In February, industrial production had a banner month, rising far above expectations. What´s going on?
The story of industrial production over the last few years is quite straightforward. For the first five years following the end of the great recession, industrial production was rising. In late 2014, growth fizzled and industrial production began to contract.
In late 2016, we observe what came to be known as the “Trump bounce”. That proved to be temporary, and by mid-2017, industrial production was again trending down.
Then the late summer of 2017 witnessed the big storms (hurricanes). Industrial production stepped-up to satisfy replacement and reconstruction needs. That proved also temporary. Nevertheless, February 18 saw an unexpected upturn. What´s up?
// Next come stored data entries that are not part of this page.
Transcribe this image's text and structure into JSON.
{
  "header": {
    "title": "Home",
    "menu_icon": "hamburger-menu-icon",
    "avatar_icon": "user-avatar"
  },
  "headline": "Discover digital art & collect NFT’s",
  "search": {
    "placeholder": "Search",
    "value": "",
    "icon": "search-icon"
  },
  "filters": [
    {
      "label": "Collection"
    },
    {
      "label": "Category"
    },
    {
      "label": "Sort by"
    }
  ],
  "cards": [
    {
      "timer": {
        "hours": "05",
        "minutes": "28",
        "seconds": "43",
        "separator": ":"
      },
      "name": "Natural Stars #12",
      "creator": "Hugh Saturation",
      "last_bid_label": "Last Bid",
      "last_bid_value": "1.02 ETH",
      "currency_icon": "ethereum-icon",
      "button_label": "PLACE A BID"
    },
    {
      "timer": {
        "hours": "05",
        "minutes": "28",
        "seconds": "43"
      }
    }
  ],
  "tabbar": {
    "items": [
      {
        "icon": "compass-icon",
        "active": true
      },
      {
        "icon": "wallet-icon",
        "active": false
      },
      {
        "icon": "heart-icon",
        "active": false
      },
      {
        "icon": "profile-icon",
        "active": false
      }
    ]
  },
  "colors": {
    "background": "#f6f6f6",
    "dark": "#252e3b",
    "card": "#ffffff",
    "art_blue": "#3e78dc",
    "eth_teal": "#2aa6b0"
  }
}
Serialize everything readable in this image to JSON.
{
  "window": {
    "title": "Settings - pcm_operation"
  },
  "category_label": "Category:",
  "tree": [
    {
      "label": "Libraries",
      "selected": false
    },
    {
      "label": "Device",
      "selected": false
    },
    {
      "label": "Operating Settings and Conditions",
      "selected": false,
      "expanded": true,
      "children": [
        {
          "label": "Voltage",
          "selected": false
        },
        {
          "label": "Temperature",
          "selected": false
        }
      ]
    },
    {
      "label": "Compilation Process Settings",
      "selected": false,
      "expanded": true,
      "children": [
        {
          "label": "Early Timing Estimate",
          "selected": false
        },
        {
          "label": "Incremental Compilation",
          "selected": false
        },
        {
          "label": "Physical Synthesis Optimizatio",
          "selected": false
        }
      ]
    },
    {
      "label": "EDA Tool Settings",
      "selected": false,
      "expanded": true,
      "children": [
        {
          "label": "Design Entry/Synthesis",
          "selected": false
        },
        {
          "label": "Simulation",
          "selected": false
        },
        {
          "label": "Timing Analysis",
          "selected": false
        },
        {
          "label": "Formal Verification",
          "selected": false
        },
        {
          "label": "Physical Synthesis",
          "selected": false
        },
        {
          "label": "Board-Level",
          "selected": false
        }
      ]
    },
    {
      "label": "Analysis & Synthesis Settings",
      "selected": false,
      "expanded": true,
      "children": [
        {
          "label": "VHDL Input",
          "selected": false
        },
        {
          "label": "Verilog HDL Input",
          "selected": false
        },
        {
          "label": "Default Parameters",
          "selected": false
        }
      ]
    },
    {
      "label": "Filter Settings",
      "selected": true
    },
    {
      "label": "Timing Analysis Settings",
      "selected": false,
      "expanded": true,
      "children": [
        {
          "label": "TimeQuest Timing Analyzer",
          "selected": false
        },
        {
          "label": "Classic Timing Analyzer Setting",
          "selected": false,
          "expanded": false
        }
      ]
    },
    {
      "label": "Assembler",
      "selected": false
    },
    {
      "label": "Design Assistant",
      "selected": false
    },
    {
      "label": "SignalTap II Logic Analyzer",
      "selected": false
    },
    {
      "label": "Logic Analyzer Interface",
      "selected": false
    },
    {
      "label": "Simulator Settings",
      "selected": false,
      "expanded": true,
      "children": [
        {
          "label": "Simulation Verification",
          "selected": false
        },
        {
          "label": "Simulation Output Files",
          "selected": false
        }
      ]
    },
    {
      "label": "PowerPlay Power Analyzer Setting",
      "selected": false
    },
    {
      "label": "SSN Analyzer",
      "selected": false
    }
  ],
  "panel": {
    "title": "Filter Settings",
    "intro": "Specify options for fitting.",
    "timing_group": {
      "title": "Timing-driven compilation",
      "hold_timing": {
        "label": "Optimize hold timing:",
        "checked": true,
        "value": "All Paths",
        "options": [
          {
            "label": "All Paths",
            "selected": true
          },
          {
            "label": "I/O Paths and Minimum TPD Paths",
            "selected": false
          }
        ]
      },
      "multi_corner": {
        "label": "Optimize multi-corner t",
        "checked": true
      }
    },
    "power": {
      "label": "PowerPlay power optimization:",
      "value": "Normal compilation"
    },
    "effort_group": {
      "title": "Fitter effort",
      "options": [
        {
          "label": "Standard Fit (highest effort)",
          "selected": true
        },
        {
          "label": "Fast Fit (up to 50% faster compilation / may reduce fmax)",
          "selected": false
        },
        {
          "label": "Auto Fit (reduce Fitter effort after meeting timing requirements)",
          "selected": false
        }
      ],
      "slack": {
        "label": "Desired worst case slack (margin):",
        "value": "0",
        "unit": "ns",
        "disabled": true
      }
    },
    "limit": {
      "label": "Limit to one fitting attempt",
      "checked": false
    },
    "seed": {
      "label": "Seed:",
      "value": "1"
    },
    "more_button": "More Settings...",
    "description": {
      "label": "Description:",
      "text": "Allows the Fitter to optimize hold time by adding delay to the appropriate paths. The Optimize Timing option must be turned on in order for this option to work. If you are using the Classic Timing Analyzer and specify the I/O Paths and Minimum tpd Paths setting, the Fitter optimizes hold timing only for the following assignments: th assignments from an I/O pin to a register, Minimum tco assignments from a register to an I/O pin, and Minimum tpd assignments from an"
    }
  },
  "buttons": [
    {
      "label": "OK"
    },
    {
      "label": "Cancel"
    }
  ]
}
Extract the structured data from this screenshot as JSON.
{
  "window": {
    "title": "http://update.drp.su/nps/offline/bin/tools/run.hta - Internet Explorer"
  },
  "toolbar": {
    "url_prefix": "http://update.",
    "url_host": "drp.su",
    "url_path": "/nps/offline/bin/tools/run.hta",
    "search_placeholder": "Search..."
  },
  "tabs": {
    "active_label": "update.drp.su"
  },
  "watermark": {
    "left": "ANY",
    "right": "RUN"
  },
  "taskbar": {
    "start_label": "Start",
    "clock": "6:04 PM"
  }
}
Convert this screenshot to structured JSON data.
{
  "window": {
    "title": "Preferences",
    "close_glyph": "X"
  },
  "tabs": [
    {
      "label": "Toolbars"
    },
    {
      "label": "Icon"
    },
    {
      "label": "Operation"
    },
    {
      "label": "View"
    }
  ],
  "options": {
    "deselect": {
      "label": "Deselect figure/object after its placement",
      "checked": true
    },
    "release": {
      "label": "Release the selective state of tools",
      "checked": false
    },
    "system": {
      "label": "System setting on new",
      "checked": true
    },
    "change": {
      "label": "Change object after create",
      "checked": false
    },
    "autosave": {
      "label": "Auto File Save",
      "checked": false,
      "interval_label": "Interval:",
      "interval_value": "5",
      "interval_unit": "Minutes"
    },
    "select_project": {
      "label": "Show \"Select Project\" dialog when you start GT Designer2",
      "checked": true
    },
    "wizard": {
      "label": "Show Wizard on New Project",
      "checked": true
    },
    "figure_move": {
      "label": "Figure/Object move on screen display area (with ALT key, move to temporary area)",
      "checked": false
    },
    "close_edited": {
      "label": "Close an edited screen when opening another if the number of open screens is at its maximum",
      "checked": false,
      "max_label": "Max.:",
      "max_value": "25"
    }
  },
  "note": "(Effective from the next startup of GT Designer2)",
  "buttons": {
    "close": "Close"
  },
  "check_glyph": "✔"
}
As the next charts show, the upturn was a reflection of oil and autos.
Automobile assembly for January was revised down significantly, but showed a big bounce in February. The reasons are unknown. After jumping in the aftermath of the storms, vehicle sales have gone down to the weak levels seen last spring, which makes the increase in auto production mysterious.
Oil production has been trending up since the oil price lows of mid-2016. In January it dropped, bouncing back in February. Was there stoppage in January? Since peaking in late January, oil prices are down.
Bottom line: Since the economy remains in the “upswing phase”, although it´s an exaggeration to describe it as buffeted by tailwinds, experiencing good months in parts of it is not surprising. What´s been missing is a uniform rise in most parts of the economy. Given Fed proclivities, it is unlikely this will happen now.